Sehgal points out that key tie-ups are being undertaken to fill the gaps in the ODOP product ecosystem. Amazon.in and Amazon Global will help in taking ODOP products to national and international markets, and a tieup with Flipkart.com is also in place for the national market, apart from partnerships with eBay for exports, and National Institute of Fashion Technology (NIFT) to improve the designs of ODOP products.
Bank of Baroda has also tied up with the government for offering ease of finance to ODOP artisans and units, while agreements with National Stock Exchange (NSE) and Bombay Stock Exchange (BSE) are also in place aimed at taking ODOP units to the capital markets. Chief minister Adityanath had also recently visited BSE for the listing of the ₹200 crore Lucknow Municipal Corporation bond on the exchange.
The EODB jump and beyond
The U.P. government has had a good track record as far as recent rankings of the Ease of Doing Business (EODB) is concerned. The state jumped 12 slots in three years to finish at No. 2 in the latest Business Reform Action Plan rankings announced last year.
Sehgal points out that the state implemented a record 186 reforms spread across multiple areas such as labour regulation, inspection regulations, land allotment, property registration, environment clearances, paying taxes and others.
“The investor summit we held in 2018 was very successful and the who’s who of Indian business attended it. MoUs worth ₹4.68 lakh crore were signed, and over 50% of these have been implemented on the ground. That’s not really the success rate we’ve seen in other summits held elsewhere,” Sehgal says. “I make it a point to sit down every 15-20 days and find out the status of these proposals, and whether there are any problems people are facing.”
Sehgal concedes that despite the successes on the development front, the image of the state has somehow not reflected the good work done on the ground. “We may not have communicated these successes effectively to the people at large till now.
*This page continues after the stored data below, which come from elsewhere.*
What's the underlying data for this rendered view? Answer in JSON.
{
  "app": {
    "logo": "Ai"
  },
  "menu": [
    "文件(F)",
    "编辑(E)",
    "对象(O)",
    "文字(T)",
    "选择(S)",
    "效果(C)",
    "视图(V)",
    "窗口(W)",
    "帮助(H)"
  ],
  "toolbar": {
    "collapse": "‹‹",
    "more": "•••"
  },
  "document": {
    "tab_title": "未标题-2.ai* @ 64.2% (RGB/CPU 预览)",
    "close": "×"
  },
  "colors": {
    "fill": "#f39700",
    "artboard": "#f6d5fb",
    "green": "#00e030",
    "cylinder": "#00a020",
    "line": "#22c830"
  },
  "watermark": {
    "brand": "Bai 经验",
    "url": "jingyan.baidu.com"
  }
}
But we are now making a sustained and concerted effort to communicate to the public that the government is extremely development-oriented.”
Sehgal is also bullish about the state’s film policy which, he says, can be instrumental in bolstering the film industry in the state and attracting investments into it. During Adityanath’s visit to Mumbai late last year, he also met film personalities, including actor-producer Akshay Kumar, and Sehgal says producers like Subhash Ghai, Pahlaj Nihalani, Boney Kapoor, and Manmohan Shetty have visited the state to explore possibilities.
“During our Mumbai visit we also realised many film personalities and producers are from U.P. So there is a connect,” he says. “There is a lot of hand-holding for film producers if they shoot in U.P. We give them a red carpet welcome. We have given ₹3 crore per film back to film producers as part of our subsidy scheme. So there is a friendly government and you get money back as well.”
The Jewar international airport, which is being developed in the state and is being projected as the largest in Asia, can also prove to be a major advantage since the proposed Film City is adjacent to it. Sehgal says not just Bollywood, the state could also turn out to be a profitable destination for producers even from Hollywood. “They can shoot at less than 50 times the cost of what they would otherwise incur. We are not just looking at Bollywood.” The government has earmarked an area of 1000 acres for the proposed Film City, which should be completed in about three years.